There is a specific kind of morning that every performer knows. The kind where your body wakes up before you do and starts taking inventory. Throat. Chest. The thing you said in front of sixty people last night that may or may not have landed. The note you reached for in the second set that went somewhere unexpected and not in a good way. Most people call this anxiety. Performers just call it Tuesday.
The warmup is supposed to fix that. The warmup is supposed to be the thing that tells your body — yes, we are doing this again, and yes, we are going to be fine. And sometimes it does exactly that. And sometimes you stand in your kitchen making the noises of a person who has completely lost the thread of why they ever thought this was a good idea.
I have been singing long enough to understand, at least intellectually, that the voice is a physical instrument. It lives in the body. It responds to the body. It is not a separate thing that you summon like a genie and then put back in a bottle when the gig is over. It is connected to everything — the sleep you got, the conversation you had, the thing your shoulders are doing right now without your permission. All of it shows up. The voice does not lie and it does not take days off.
What I did not understand for a long time, and what I am still understanding in ways that keep surprising me, is that the warmup is not a checklist. It is a negotiation. You are not warming up a machine. You are negotiating with a nervous system that has, at various points in your life, decided that being heard is complicated.
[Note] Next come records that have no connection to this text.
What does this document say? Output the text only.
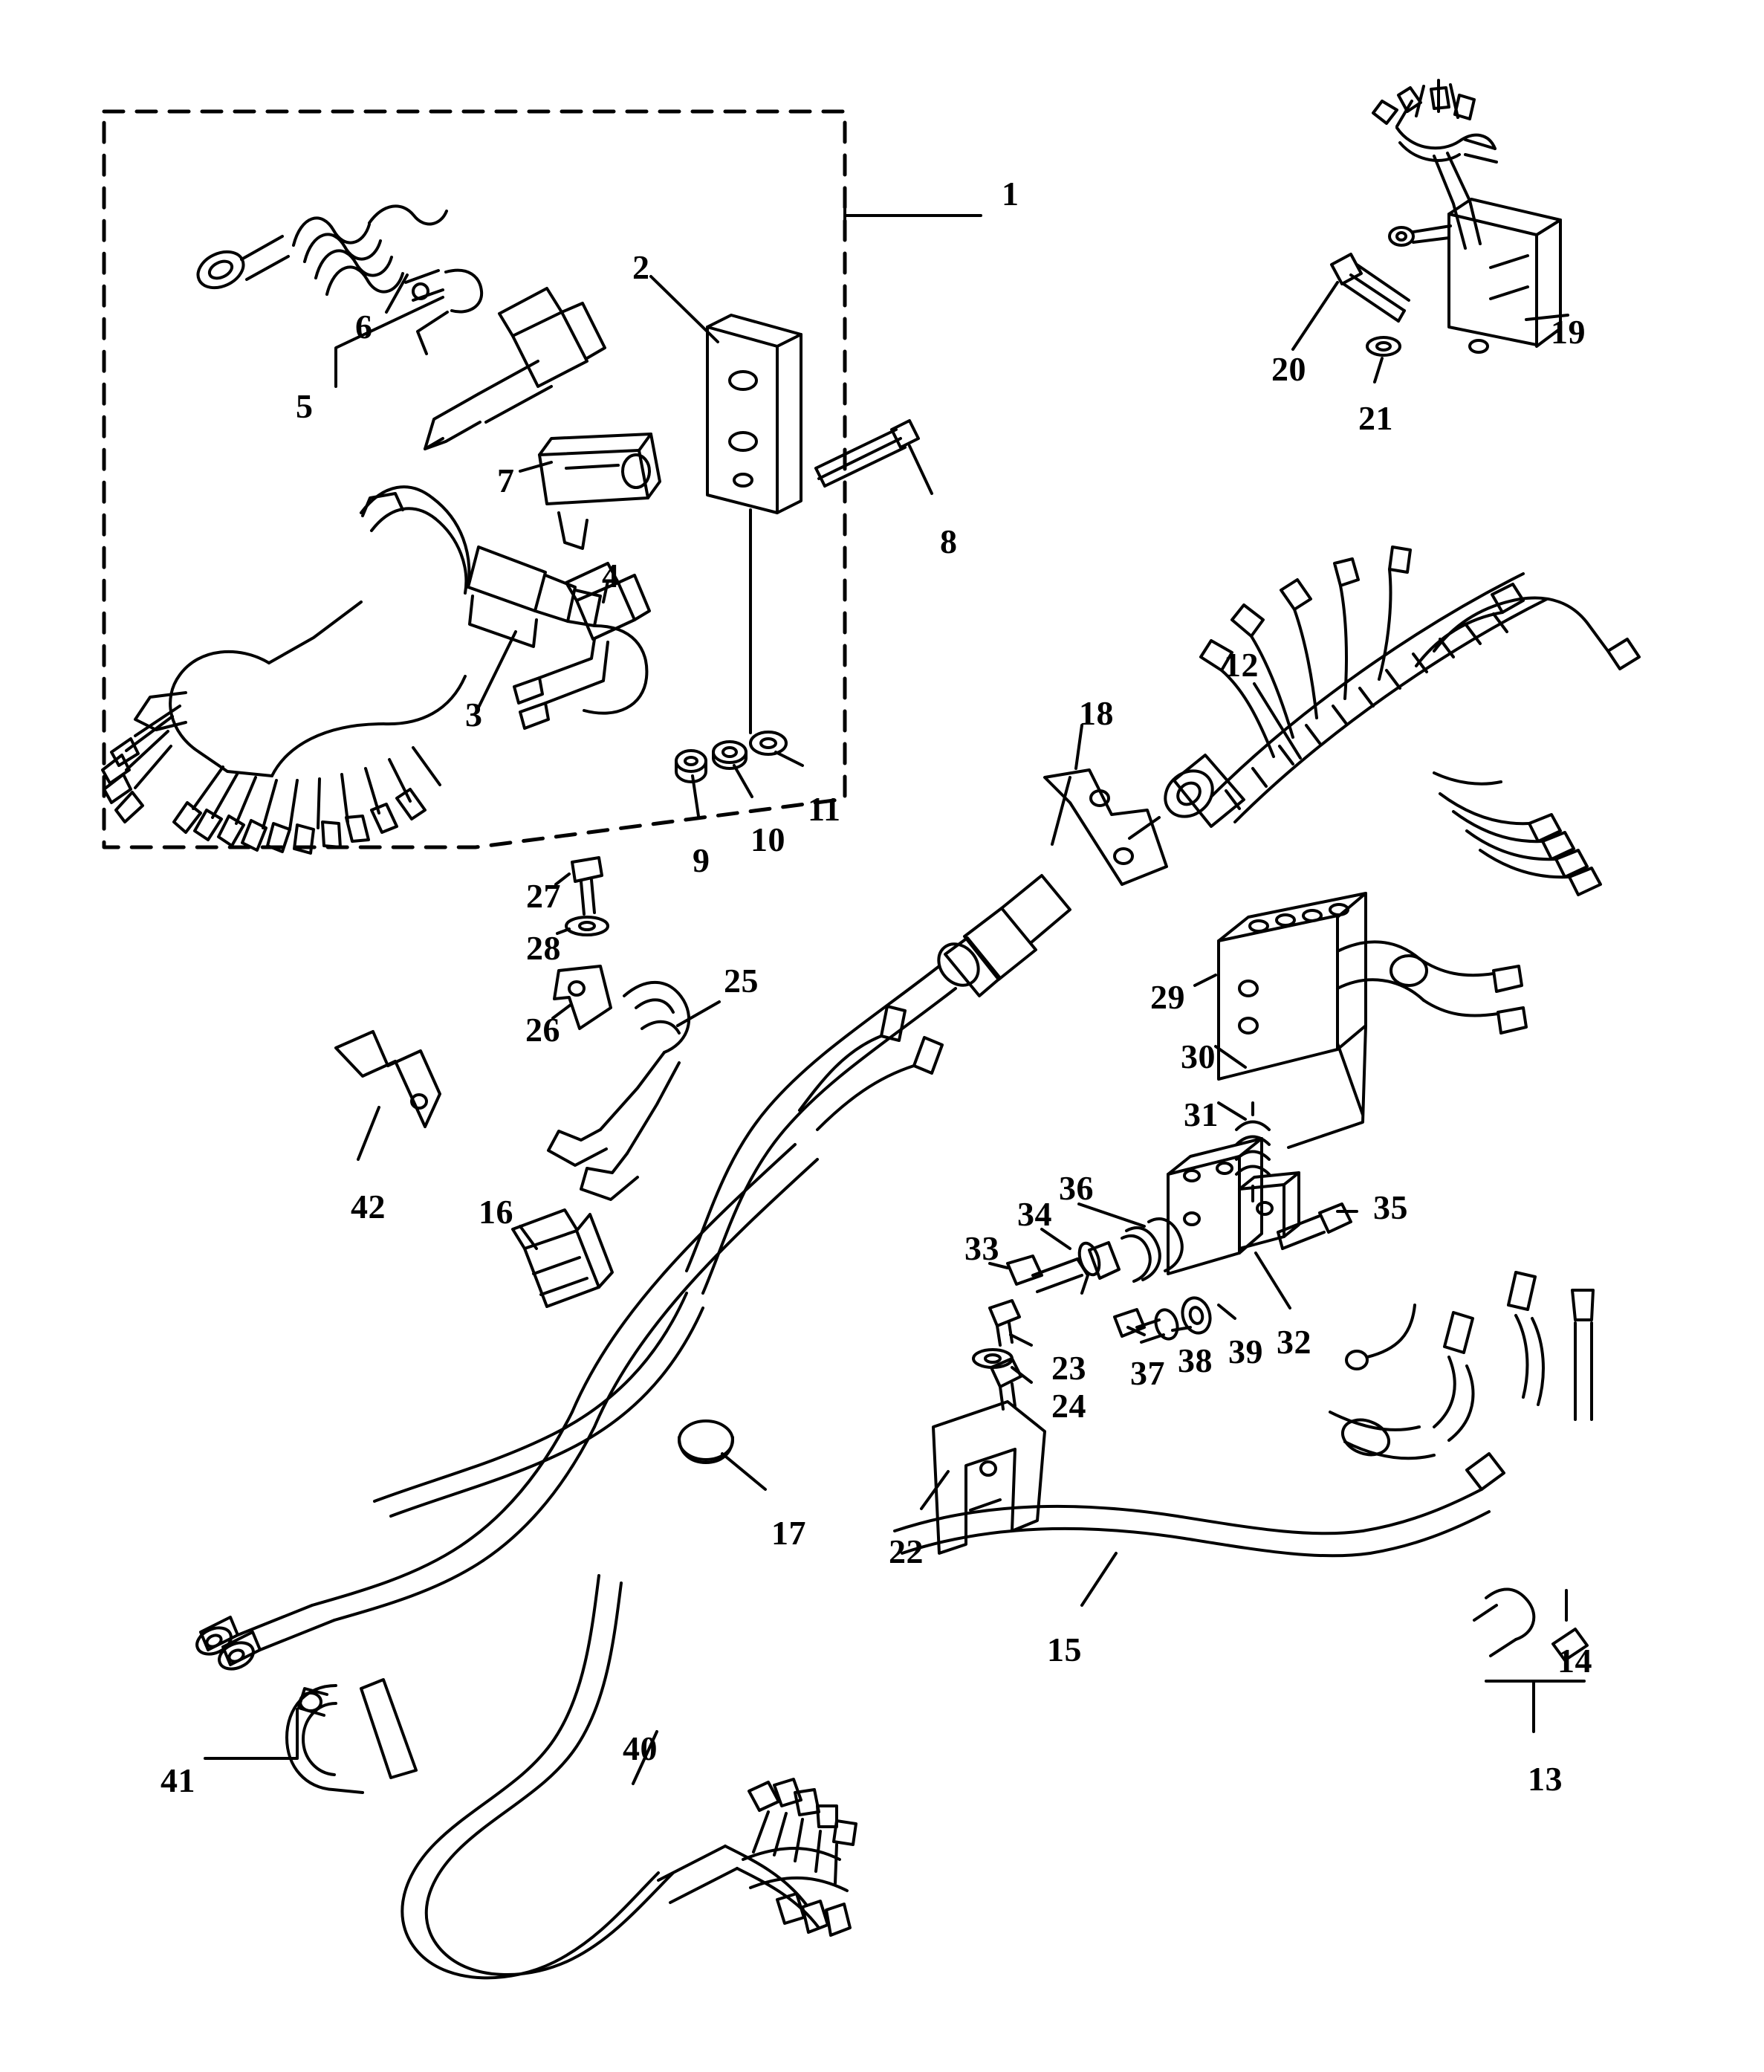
1
2
3
4
5
6
7
8
9
10
11
12
13
14
15
16
17
18
19
20
21
22
23
24
25
26
27
28
29
30
31
32
33
34	35
36
37 38 39
40
41
42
The word who does something specific. I know this now in a way I did not know it before — not just from feel, which is how I knew it first, but from the actual science of what happens inside the body when the mouth rounds into that shape and the sound moves forward. The lips extend. The throat opens in the back. The larynx finds a lower, steadier position without being pushed there. There is a reason it feels like coming home when it works, and it is not metaphor. It is physics. The resonating chamber your body creates when you make that sound is, quite literally, the optimal shape. Everything works more efficiently. The voice finds the front of the face the way water finds level — not because you made it, but because you finally stopped blocking it.
That is the part I keep sitting with. That the work is not always addition. Sometimes the work is subtraction. You warm up not to load more in but to clear out what got in the way overnight. The tension you are carrying in your jaw from a conversation that did not go right. The held breath that has been living in your chest since you checked your phone at seven in the morning. The habitual compensation your body learned years ago when singing felt less like expression and more like survival.
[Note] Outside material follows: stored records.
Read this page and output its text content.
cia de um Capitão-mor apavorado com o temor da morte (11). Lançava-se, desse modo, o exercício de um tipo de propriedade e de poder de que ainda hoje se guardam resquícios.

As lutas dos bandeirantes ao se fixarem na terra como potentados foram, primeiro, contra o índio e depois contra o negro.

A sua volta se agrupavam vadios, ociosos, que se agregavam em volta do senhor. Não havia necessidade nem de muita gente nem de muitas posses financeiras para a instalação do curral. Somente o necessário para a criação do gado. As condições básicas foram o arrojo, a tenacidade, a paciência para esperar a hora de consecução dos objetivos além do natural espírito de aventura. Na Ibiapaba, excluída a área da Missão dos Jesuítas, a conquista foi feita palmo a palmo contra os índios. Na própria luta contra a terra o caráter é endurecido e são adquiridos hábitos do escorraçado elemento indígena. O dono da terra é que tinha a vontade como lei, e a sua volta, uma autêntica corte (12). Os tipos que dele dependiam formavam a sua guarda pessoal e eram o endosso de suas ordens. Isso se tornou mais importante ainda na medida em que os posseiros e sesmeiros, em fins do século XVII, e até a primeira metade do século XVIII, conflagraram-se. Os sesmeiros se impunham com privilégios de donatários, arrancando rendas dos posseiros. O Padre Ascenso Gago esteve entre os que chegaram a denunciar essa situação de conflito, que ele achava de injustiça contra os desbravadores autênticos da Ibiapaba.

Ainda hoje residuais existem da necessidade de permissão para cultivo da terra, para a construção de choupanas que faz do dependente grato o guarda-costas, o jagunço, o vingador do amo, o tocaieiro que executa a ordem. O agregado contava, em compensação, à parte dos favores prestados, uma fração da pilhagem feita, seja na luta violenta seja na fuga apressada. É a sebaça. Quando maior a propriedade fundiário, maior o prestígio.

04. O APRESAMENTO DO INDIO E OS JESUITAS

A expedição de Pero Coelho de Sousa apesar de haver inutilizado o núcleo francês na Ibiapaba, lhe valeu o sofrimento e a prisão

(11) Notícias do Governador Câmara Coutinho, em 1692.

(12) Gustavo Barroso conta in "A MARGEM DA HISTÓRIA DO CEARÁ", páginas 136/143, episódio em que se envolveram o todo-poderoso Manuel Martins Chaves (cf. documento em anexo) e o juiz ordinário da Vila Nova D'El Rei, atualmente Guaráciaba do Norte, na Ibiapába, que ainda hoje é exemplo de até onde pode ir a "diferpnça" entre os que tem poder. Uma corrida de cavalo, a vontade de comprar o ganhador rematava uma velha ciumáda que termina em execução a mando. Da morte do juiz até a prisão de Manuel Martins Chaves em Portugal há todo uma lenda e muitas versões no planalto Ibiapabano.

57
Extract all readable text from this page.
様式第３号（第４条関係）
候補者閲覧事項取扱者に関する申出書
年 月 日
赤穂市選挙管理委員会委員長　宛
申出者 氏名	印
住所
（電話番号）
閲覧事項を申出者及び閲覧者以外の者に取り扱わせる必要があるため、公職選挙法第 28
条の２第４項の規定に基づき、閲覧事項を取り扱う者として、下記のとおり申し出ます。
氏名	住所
I spent a long time singing to be good enough. Not from the stage exactly, but underneath it — underneath every choice, underneath every performance, there was this low-grade hum of please let this be right. And a voice that is trying to be right is a voice that is gripping. A voice that is gripping does not resonate. It pushes. And pushing and projecting are not the same thing, even though they feel similar from the inside, which is one of the more inconvenient facts of this particular craft.
The warmup is where you practice letting go before you have to do it in front of anyone. One syllable. One shape. The throat opens, the sound moves forward, and for a moment there is no audience and no notes and no second set. Just the negotiation. Just the body finding its way back to something it already knows how to do.
I am still learning to trust that. Most days I get there. Some days the who sounds like a question and not an answer, and I do it again anyway, and eventually the voice remembers what the mind forgot.
That is the thing about a warmup. It is not a promise. It is a practice. And apparently, so is everything else.